To give the scale of the task, I will invoke some statistics and quotes from Seth Lloyd’s Programming the Universe. The following stats assume a 50-key standard typewriter. Ignoring capitalization, the probability of randomly typing ‘h’ is 1 in 50…typing ‘ha’ is 1 in 2500…typing ‘ham’ is 1 in 125,000…typing ‘hamlet. act i, scene i’ would take a magnitude of 10^-38 (approximately, “it would take a billion billion monkeys, each typing ten characters per second, for each of the roughly billion billion seconds since the universe began”).

A large number of experiments have been carried out to answer Emile Borel’s question using both real and virtual monkeys, but they have all, for the most part, failed or come to a stand-still.

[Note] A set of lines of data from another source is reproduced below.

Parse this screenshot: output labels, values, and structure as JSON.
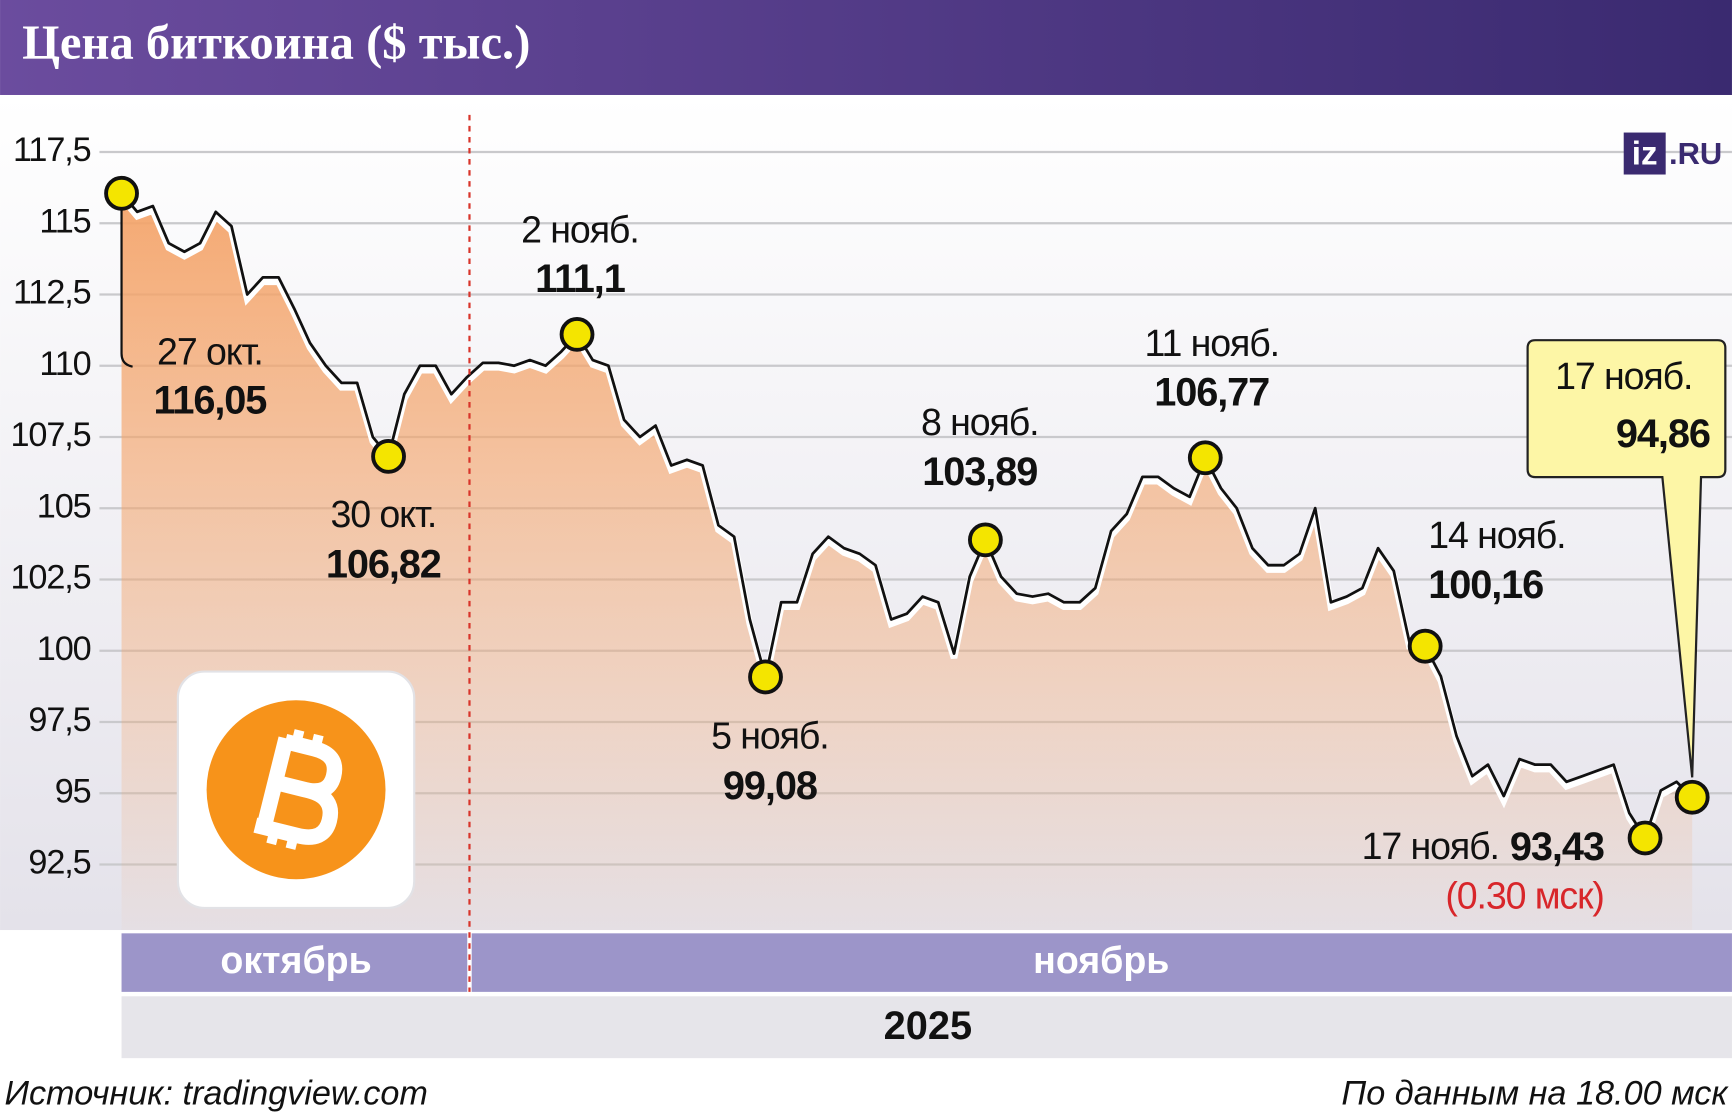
{
  "chart_data": {
    "type": "line",
    "title": "Цена биткоина ($ тыс.)",
    "logo": [
      "iz",
      ".RU"
    ],
    "months": [
      "октябрь",
      "ноябрь"
    ],
    "year": "2025",
    "source": "Источник: tradingview.com",
    "as_of": "По данным на 18.00 мск",
    "ylim": [
      90.2,
      119.5
    ],
    "yticks": [
      {
        "value": 92.5,
        "label": "92,5"
      },
      95,
      {
        "value": 97.5,
        "label": "97,5"
      },
      100,
      {
        "value": 102.5,
        "label": "102,5"
      },
      105,
      {
        "value": 107.5,
        "label": "107,5"
      },
      110,
      {
        "value": 112.5,
        "label": "112,5"
      },
      115,
      {
        "value": 117.5,
        "label": "117,5"
      }
    ],
    "grid": true,
    "color": "#111111",
    "fill_color": "#f4a46a",
    "categories": [
      null,
      null,
      null,
      null,
      null,
      null,
      null,
      null,
      null,
      null,
      null,
      null,
      null,
      null,
      null,
      null,
      null,
      null,
      null,
      null,
      null,
      null,
      null,
      null,
      null,
      null,
      null,
      null,
      null,
      null,
      null,
      null,
      null,
      null,
      null,
      null,
      null,
      null,
      null,
      null,
      null,
      null,
      null,
      null,
      null,
      null,
      null,
      null,
      null,
      null,
      null,
      null,
      null,
      null,
      null,
      null,
      null,
      null,
      null,
      null,
      null,
      null,
      null,
      null,
      null,
      null,
      null,
      null,
      null,
      null,
      null,
      null,
      null,
      null,
      null,
      null,
      null,
      null,
      null,
      null,
      null,
      null,
      null,
      null,
      null,
      null,
      null,
      null,
      null,
      null,
      null,
      null,
      null,
      null,
      null,
      null,
      null,
      null,
      null,
      null,
      null
    ],
    "values": [
      116.05,
      115.4,
      115.6,
      114.3,
      114.0,
      114.3,
      115.4,
      114.9,
      112.5,
      113.1,
      113.1,
      112.0,
      110.8,
      110.0,
      109.4,
      109.4,
      107.5,
      106.82,
      109.0,
      110.0,
      110.0,
      109.0,
      109.6,
      110.1,
      110.1,
      110.0,
      110.2,
      110.0,
      110.5,
      111.1,
      110.2,
      110.0,
      108.1,
      107.5,
      107.9,
      106.5,
      106.7,
      106.5,
      104.4,
      104.0,
      101.1,
      99.08,
      101.7,
      101.7,
      103.4,
      104.0,
      103.6,
      103.4,
      103.0,
      101.1,
      101.3,
      101.9,
      101.7,
      99.9,
      102.6,
      103.89,
      102.6,
      102.0,
      101.9,
      102.0,
      101.7,
      101.7,
      102.2,
      104.2,
      104.8,
      106.1,
      106.1,
      105.7,
      105.4,
      106.77,
      105.7,
      105.0,
      103.6,
      103.0,
      103.0,
      103.4,
      105.0,
      101.7,
      101.9,
      102.2,
      103.6,
      102.8,
      100.3,
      100.16,
      99.1,
      97.0,
      95.6,
      96.0,
      94.9,
      96.2,
      96.0,
      96.0,
      95.4,
      95.6,
      95.8,
      96.0,
      94.3,
      93.43,
      95.1,
      95.4,
      94.86
    ],
    "annotations": [
      {
        "date": "27 окт.",
        "value": 116.05,
        "value_label": "116,05"
      },
      {
        "date": "30 окт.",
        "value": 106.82,
        "value_label": "106,82"
      },
      {
        "date": "2 нояб.",
        "value": 111.1,
        "value_label": "111,1"
      },
      {
        "date": "5 нояб.",
        "value": 99.08,
        "value_label": "99,08"
      },
      {
        "date": "8 нояб.",
        "value": 103.89,
        "value_label": "103,89"
      },
      {
        "date": "11 нояб.",
        "value": 106.77,
        "value_label": "106,77"
      },
      {
        "date": "14 нояб.",
        "value": 100.16,
        "value_label": "100,16"
      },
      {
        "date": "17 нояб.",
        "value": 93.43,
        "value_label": "93,43",
        "note": "(0.30 мск)"
      }
    ],
    "callout": {
      "date": "17 нояб.",
      "value": 94.86,
      "value_label": "94,86"
    }
  }
}
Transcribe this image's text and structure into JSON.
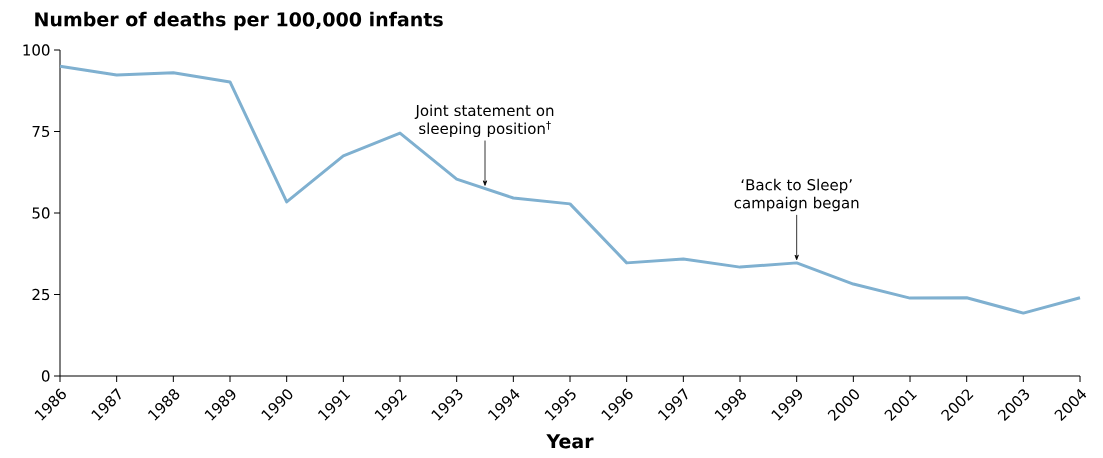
{
  "chart_data": {
    "type": "line",
    "ylabel": "Number of deaths per 100,000 infants",
    "xlabel": "Year",
    "x": [
      1986,
      1987,
      1988,
      1989,
      1990,
      1991,
      1992,
      1993,
      1994,
      1995,
      1996,
      1997,
      1998,
      1999,
      2000,
      2001,
      2002,
      2003,
      2004
    ],
    "values": [
      95,
      92.3,
      93,
      90.2,
      53.4,
      67.5,
      74.5,
      60.4,
      54.6,
      52.8,
      34.7,
      35.9,
      33.4,
      34.7,
      28.2,
      23.9,
      24,
      19.3,
      24
    ],
    "color": "#7fb0d0",
    "xlim": [
      1986,
      2004
    ],
    "xticks": [
      1986,
      1987,
      1988,
      1989,
      1990,
      1991,
      1992,
      1993,
      1994,
      1995,
      1996,
      1997,
      1998,
      1999,
      2000,
      2001,
      2002,
      2003,
      2004
    ],
    "ylim": [
      0,
      100
    ],
    "yticks": [
      0,
      25,
      50,
      75,
      100
    ],
    "grid": false,
    "marker": "none",
    "line_style": "solid",
    "annotations": [
      {
        "text": "Joint statement on sleeping position$^{†}$",
        "x": 1993.5,
        "y": 57.5
      },
      {
        "text": "‘Back to Sleep’ campaign began",
        "x": 1999,
        "y": 34.7
      }
    ]
  }
}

One of the latest researchers to try the experiment is Jesse Anderson, an American programmer. Equipped with the Hadoop programming tool and Amazon’s cloud, EC2, Mr. Anderson set out to create the virtual project in August and has recently reported a 99.990% completion rate of Shakespeare’s collections (~3,695,990 characters) using millions of virtual monkeys. How is this possible within such a short time period? Mr. Anderson’s success isn’t due to intelligent algorithms or a secret access to quantum computers, but because he has established very convenient constraints in his program. One constraint is the disregard for punctuation and spaces, while another is the production limit of 9-character text strings per monkey at each time interval. The latter constraint enables Mr. Anderson to sift through each produced text strings for characters that match those within Shakespeare’s collections, which explains his high success rate.

Without any constraints, ‘Borel’s’ project is nearly impossible to simulate using contemporary computers. Without the ubiquity of quantum computing, the answer to Emile Borel’s question will continuously be settled at ‘infinity’. It has been suggested by various computer scientists and physicists that it would be far easier for randomly typing monkeys to recreate computer programs, which are often shorter, less imaginative, and less coherent than literature, than to create masterpieces. So this begs the question: How many monkeys would it take to randomly write Jesse Anderson’s computer program and how long would it take?